Attributed to director Kazuya Tsuramaki.

A Note for Steven Brust: Philosophy and Fish

It’s just one of those things; as long as I don’t do anything about it, the idea preys on my mind. Now, having actually scribbled it down, it seems kind of useless. Then again, it’s an exorcism, so ….

From Steven Brust’s Tiassa (p. 293):

“That is true, Brigadier. You have often said that when you assume, you are thinking like a fish.°”

• • •

° In the Northwestern language, the word “assume” consists of syllables that, when taken apart, are not dissimilar to the sound for “fish” followed by the symbols that form the word “thought.”

Meanwhile, from the anime FLCL, episode five (“Brittle Bullet”)—the English-language voiceover:

KITSURABAMI: [shooting an anti-tank rifle] Blue! [fires] Blue! [fires] Blue! [fires] Blue! [fires] Cobalt blue! [fires] If Seven of Nine heaves a sigh, what do you have? Cyborg!

HARUKO: [swings bass guitar, slaps shot back] Cyborg, my butt!

KITSURABAMI: [gasps with alarm]

MAMIMI: [holding Takkun-cat] Actually, confusing cyborgs with robots is a common mistake.

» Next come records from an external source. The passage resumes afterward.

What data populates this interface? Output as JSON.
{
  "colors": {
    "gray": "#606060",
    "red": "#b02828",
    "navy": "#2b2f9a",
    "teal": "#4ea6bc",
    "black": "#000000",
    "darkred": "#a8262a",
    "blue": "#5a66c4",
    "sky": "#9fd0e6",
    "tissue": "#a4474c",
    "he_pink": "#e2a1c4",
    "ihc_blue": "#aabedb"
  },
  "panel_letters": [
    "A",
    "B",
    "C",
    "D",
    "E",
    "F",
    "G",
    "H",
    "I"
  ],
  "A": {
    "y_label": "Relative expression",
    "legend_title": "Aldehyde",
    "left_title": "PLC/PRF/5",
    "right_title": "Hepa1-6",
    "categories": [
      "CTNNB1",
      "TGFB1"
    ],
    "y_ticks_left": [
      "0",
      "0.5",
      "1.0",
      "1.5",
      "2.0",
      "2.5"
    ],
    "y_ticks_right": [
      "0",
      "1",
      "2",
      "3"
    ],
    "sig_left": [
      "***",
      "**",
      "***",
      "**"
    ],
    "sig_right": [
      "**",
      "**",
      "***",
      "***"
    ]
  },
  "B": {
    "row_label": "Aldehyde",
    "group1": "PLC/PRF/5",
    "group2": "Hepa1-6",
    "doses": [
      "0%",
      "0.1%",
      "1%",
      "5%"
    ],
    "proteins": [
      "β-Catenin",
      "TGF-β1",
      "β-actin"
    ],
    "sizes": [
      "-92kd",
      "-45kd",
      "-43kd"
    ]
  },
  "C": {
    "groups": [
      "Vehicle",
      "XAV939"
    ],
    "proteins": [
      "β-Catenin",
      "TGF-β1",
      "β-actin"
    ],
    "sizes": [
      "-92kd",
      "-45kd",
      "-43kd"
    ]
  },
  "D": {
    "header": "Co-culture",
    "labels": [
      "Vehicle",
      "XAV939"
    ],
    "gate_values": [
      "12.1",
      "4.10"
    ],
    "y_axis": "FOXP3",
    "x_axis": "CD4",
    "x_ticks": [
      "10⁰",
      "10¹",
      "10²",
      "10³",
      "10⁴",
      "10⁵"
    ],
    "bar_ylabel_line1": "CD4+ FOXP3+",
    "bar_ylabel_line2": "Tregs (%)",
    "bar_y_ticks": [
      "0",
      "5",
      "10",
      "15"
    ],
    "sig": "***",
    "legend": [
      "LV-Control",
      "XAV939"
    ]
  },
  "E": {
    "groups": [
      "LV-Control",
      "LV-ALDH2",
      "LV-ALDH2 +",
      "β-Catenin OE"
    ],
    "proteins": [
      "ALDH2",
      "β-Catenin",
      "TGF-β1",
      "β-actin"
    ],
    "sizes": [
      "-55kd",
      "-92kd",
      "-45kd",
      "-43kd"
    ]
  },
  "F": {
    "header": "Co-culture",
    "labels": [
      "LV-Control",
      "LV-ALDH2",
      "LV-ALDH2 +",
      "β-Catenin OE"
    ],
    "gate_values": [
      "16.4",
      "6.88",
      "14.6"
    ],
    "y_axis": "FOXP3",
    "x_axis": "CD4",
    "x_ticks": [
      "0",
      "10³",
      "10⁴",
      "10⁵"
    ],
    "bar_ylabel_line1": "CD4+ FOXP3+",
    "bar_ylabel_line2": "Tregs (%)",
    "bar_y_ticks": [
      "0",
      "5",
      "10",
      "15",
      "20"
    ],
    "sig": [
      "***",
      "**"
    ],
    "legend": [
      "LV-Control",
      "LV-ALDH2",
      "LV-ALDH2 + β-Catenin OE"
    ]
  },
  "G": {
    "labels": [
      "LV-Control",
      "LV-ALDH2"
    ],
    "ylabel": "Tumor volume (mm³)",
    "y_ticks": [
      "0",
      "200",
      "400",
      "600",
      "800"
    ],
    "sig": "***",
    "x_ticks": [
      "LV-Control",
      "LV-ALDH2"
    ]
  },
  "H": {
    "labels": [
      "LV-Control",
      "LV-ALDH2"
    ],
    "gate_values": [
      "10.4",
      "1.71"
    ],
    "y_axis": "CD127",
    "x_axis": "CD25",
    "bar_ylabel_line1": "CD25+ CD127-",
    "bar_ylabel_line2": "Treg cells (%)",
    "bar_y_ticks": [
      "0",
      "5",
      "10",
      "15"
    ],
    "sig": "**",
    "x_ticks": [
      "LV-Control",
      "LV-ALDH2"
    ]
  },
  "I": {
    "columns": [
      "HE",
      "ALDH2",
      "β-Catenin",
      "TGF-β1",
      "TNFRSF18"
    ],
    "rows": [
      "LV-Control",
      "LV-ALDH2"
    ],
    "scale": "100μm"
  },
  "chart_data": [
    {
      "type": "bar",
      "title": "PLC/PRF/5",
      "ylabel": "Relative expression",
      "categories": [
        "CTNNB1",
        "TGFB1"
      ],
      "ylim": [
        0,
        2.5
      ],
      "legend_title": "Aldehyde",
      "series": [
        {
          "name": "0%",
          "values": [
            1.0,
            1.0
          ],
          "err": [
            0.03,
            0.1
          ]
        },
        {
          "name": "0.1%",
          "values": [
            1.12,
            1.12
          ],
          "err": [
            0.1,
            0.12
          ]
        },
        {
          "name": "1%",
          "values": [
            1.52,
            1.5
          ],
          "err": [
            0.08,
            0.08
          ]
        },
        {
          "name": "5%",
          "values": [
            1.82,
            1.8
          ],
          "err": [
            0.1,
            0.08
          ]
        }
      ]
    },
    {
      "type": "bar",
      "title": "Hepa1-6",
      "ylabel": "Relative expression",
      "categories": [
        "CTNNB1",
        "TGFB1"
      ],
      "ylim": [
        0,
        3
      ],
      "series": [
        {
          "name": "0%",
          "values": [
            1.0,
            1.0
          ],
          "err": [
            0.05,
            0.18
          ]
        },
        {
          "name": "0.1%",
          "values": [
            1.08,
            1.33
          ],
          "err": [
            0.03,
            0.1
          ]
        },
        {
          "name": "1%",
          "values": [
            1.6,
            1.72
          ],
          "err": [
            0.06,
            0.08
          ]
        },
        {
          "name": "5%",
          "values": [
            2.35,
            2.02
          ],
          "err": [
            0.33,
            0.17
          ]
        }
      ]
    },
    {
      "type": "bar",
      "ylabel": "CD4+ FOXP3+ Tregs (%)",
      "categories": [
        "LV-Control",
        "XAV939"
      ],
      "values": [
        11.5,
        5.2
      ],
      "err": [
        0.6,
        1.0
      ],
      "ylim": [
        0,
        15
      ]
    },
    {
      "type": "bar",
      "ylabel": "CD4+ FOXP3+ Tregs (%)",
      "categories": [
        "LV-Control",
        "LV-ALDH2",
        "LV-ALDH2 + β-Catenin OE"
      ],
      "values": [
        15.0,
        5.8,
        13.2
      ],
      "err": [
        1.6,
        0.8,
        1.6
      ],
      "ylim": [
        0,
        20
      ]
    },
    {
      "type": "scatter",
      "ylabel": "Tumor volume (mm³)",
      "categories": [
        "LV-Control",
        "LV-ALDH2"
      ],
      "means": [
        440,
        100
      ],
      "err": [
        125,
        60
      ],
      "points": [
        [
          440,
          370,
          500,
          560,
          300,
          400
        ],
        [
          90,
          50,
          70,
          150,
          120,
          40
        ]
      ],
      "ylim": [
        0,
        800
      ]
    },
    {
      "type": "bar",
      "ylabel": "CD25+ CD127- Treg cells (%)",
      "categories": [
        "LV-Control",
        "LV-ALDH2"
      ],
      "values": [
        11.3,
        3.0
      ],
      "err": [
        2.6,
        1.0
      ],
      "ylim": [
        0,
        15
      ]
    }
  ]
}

And a more transliterated version in the English-language subtitles that accompany the Japanese dialogue:

KITSURABAMI: [shooting an anti-tank rifle] Blue! [fires] Blue! [fires] Blue! [fires] Blue! [fires] Cobalt blue! [fires] If you write “fish” and “blue”, and it looks like … saba for mackerel!

HARUKO: [swings bass guitar, slaps shot back] Mackerel, my butt!

KITSURABAMI: [gasps with alarm]

MAMIMI: [holding Takkun-cat] Actually, writing fish with blue is a common mistake.

And thus having exorcised the blue cyborg mackerel demon, I’ll shut up, now.